EDR and MDR tools have become a massive part of detecting, responding to, and monitoring cyber threats and stopping attacks. Endpoint Detection & Response (EDR) and Managed Detection & Response (MDR) are tools deployed on a device to protect a particular endpoint and provide security monitoring and management across an organization’s entire IT environment.

New AuKill Malware

However, recently threat actors have been using a new hacking tool called AuKill which can disable the EDR software on a target’s system before deploying any backdoors or ransomware. This process occurs in Bring Your Own Vulnerable Driver (BYOVD) attacks. Within these attacks, the malicious actors release legitimate drivers signed with a valid certificate capable of running kernel privileges on the victim’s device. This disables the security EDR solution and takes over the system. This type of attack ranges from all kinds of threat actors, ranging from state-backed hacking groups to ransomware groups motivated by money.

How AuKill Malware Disables Security Software

Sophos X-Ops security was the one who discovered the AuKill malware. They found that AuKill drops a vulnerable Windows driver (procexp.sys) next to the one used by Microsoft’s Process Explorer v16.32. This common and legitimate utility can collect information on active Windows processes. Then, it moves to disable the EDR software. To do this, AuKill starts several threads to check and disable the security services and prevent them from restarting to avoid detection. See the articles below for more information on the exact processes AuKill takes to stop an EDR solution.

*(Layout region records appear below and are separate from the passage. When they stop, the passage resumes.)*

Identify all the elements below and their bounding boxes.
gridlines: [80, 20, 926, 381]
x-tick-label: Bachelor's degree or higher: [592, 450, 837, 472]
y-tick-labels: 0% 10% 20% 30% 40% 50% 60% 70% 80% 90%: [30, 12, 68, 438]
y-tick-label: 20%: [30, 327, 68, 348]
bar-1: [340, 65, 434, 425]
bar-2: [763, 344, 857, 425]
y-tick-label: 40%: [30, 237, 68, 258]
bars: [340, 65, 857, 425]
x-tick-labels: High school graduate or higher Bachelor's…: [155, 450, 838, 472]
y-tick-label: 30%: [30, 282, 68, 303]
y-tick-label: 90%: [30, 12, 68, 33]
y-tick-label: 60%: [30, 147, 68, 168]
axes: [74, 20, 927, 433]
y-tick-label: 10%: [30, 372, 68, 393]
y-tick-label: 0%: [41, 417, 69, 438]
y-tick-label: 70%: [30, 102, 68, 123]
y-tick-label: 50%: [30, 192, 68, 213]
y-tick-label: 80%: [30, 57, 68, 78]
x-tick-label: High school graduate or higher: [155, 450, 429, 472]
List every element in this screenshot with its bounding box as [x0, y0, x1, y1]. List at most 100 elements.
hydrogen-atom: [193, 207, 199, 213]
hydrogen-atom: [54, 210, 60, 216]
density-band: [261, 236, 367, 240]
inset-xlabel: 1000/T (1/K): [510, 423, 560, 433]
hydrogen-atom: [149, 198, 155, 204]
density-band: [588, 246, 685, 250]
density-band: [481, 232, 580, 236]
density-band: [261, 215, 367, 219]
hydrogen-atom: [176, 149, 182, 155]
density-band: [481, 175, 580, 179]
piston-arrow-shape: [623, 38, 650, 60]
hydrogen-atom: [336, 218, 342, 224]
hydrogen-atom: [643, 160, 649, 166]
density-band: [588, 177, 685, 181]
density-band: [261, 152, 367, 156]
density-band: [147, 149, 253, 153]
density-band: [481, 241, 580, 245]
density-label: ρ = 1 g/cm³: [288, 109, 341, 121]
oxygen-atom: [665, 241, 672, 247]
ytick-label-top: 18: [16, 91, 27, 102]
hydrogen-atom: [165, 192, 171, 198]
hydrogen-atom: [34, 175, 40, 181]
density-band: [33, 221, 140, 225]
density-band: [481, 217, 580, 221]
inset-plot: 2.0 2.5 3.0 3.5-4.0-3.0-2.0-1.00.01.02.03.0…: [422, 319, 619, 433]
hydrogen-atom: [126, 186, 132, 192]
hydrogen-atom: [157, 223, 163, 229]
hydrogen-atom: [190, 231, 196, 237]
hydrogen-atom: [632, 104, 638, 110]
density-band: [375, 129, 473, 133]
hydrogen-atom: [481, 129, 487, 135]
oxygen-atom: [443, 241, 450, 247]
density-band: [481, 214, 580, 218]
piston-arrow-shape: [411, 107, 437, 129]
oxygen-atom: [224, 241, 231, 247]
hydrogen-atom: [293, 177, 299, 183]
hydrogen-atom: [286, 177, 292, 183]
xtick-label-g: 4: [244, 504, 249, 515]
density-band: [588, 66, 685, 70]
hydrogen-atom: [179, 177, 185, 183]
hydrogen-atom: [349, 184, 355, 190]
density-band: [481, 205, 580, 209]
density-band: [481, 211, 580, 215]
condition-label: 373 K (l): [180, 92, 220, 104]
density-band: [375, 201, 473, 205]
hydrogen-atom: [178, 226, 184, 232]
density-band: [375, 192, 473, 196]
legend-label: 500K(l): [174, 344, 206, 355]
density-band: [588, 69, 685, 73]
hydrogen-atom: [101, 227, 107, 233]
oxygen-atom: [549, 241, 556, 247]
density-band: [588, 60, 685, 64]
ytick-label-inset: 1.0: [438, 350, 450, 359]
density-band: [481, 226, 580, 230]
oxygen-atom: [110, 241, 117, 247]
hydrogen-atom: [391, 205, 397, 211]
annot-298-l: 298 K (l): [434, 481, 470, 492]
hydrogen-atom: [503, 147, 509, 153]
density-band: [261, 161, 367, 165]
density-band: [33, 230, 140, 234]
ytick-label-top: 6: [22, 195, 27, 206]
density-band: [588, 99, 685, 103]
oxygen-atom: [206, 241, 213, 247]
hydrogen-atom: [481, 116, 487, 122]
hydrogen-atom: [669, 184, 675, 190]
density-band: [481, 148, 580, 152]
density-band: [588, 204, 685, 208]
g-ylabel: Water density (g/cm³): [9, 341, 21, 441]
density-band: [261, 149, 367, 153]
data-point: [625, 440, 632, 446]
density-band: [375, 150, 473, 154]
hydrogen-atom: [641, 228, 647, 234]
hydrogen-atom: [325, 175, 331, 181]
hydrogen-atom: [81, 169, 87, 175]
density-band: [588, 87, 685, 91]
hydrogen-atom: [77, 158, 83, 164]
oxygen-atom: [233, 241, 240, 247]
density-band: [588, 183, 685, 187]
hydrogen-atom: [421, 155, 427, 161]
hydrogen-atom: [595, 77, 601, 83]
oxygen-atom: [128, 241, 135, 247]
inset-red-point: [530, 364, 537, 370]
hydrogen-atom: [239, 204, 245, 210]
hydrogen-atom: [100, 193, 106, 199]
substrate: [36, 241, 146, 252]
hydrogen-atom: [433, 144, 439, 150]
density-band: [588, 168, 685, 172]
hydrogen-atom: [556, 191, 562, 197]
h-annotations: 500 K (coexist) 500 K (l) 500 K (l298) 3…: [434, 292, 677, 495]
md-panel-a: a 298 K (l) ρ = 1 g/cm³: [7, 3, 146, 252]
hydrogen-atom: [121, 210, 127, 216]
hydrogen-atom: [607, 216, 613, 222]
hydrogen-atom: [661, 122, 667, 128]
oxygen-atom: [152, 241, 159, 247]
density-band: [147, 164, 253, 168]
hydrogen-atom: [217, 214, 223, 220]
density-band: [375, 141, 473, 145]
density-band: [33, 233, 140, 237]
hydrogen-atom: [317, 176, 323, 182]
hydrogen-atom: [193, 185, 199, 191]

While there are no set remediations at the moment, the following can help protect against a future attack:

  1. Firstly, if you have an EDR security service in place, it is recommended to enable tamper protection for this agent to prevent any unwanted processes related to its ability to run.
  2. Also, ensure the separation of users and admin privileges is in place to prevent privilege escalation attacks.
  3. Stay up to date on patches, maintaining the latest version of a device, applications, and tools within the system.
  4. Maintain vulnerability management within your environment to detect any flaws.